Politics

Assisted suicide debate moves to the Senate with proposed new bill

Thwarted in his efforts to force the House of Commons to debate the issue of assisted suicide, Manitoba Conservative MP Stephen Fletcher has gone down the hall for some help.

'This is an opportunity in fact for the Senate to shine, to demonstrate why the Senate is there'

Senator Nancy Ruth and Senator Larry Campbell listen to Member of Parliament Steven Fletcher discuss the next step with physician-assisted death legislation during a news conference on Parliament Hill. (Adrian Wyld/The Canadian Press)

Thwarted in his efforts to force the House of Commons to debate the issue of assisted suicide, Manitoba Conservative MP Stephen Fletcher has gone down the hall for some help.

Two senators — one a Conservative, the other a Liberal — are taking over Fletcher's bid to make physician-assisted death legal under Canadian law, introducing a bill on the subject in the upper chamber.

It's an opportunity to spark a national debate on the contentious question -- and also a chance for the Senate to burnish its tarnished reputation, Fletcher told a news conference Tuesday.

"This is an opportunity in fact for the Senate to shine, to demonstrate why the Senate is there," said Fletcher, who became a quadriplegic after a car accident in 1996.

"They are dealing with an issue that obviously most elected representatives do not want to deal with. Moreover, I think the mere fact that it's now going to be debated in Parliament will increase public awareness, people will have this discussion with their families around the dinner table, which will prevent a lot of heartache in the future for those families."

'We don't fight on hills we don't think we can take'

Conservative Sen. Nancy Ruth is introducing the bill with the support of Liberal-appointed senator Larry Campbell. Both say they believe their parties will help move it forward.

"If you know Sen. Nancy Ruth and myself, we don't fight on hills we don't think we can take," Campbell said.

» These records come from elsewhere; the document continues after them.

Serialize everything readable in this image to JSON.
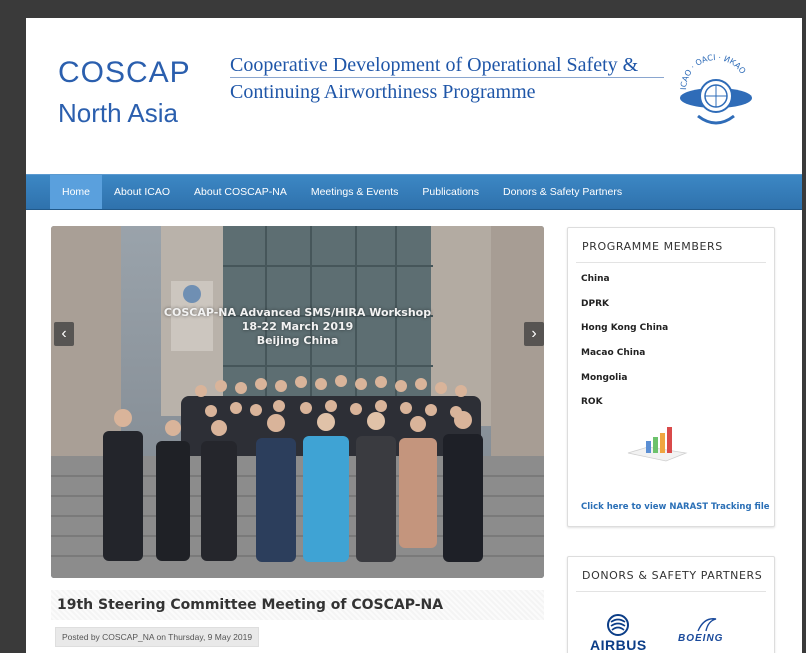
{
  "header": {
    "brand_name": "COSCAP",
    "brand_region": "North Asia",
    "programme_line1": "Cooperative Development of Operational Safety &",
    "programme_line2": "Continuing Airworthiness Programme",
    "logo_icon": "icao-emblem-logo",
    "logo_lettering": "ICAO · OACI · ИКАО"
  },
  "nav": {
    "items": [
      "Home",
      "About ICAO",
      "About COSCAP-NA",
      "Meetings & Events",
      "Publications",
      "Donors & Safety Partners"
    ],
    "active": "Home"
  },
  "slider": {
    "caption_line1": "COSCAP-NA Advanced SMS/HIRA Workshop",
    "caption_line2": "18-22 March 2019",
    "caption_line3": "Beijing China",
    "prev_icon": "chevron-left-icon",
    "next_icon": "chevron-right-icon"
  },
  "post": {
    "title": "19th Steering Committee Meeting of COSCAP-NA",
    "meta": "Posted by COSCAP_NA on Thursday, 9 May 2019"
  },
  "sidebar": {
    "members_title": "PROGRAMME MEMBERS",
    "members": [
      "China",
      "DPRK",
      "Hong Kong China",
      "Macao China",
      "Mongolia",
      "ROK"
    ],
    "chart_icon": "bar-chart-icon",
    "narast_link": "Click here to view NARAST Tracking file",
    "donors_title": "DONORS & SAFETY PARTNERS",
    "donors": [
      "AIRBUS",
      "BOEING"
    ]
  },
  "colors": {
    "brand_blue": "#2b5fae",
    "nav_blue": "#3478b6",
    "nav_active": "#5aa0dd",
    "link_blue": "#2a6fb6"
  }
}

Ruth said her aim to have it passed through the Senate by spring and then handed over to the House of Commons.

It's possible that the Supreme Court, which is currently studying the constitutionality of the existing ban on assisted suicide, will have weighed in on the issue by then.

But there is only so far the court will be able to go, said Dr. James Downar, who is on the advisory board for the advocacy group Dying with Dignity.

"Ultimately the Supreme Court can only strike down a bad law," Downar said.

"It cannot write a good law, it cannot create the safeguards needed, it can't create the oversight needed and it cannot provide the funding required to improve end of life care for all Canadians."

Bill 'fundamentally about choice'

The government's reluctance to wrestle with the thorny question of assisted suicide, meanwhile, has been well documented.

"It is our government's position that the Criminal Code provisions prohibiting assisted suicide and euthanasia are in place to protect all persons, including those who are most vulnerable in our society," Justice Minister Peter MacKay said when the Supreme Court announced it would hear the appeal.

An online poll conducted for the group in August ahead of the Supreme Court hearing found a significant majority of respondents in favour of allowing a doctor to help end a person's life, in certain circumstances.

The bill being put forward in the Senate would impose strict guidelines on those circumstances and how a request for assistance would be approved.

Among other things, it would impose a 14-day waiting period between a request being made and a doctor carrying it out.

"This bill is fundamentally about choice," Ruth said.

"It doesn't coerce anybody — not a physician, not a patient, not a family member, nobody. It is simply to provide a choice, another choice for Canadians, in how they choose to end their lives."

The national association for Canadian doctors recently backed down from its long-standing opposition to assisted death.

In August, the Canadian Medical Association changed its official policy to say it supports the idea of physicians — within the bounds of existing laws — following their conscience when asked to provide aid in dying.

Ruth said she wants to see the CMA take that discussion even further.

"The CMA is moving and this is exciting so the Senate is a good place for them to talk," she said.

"And senators are close enough to death to want to do this," she added, to laughter.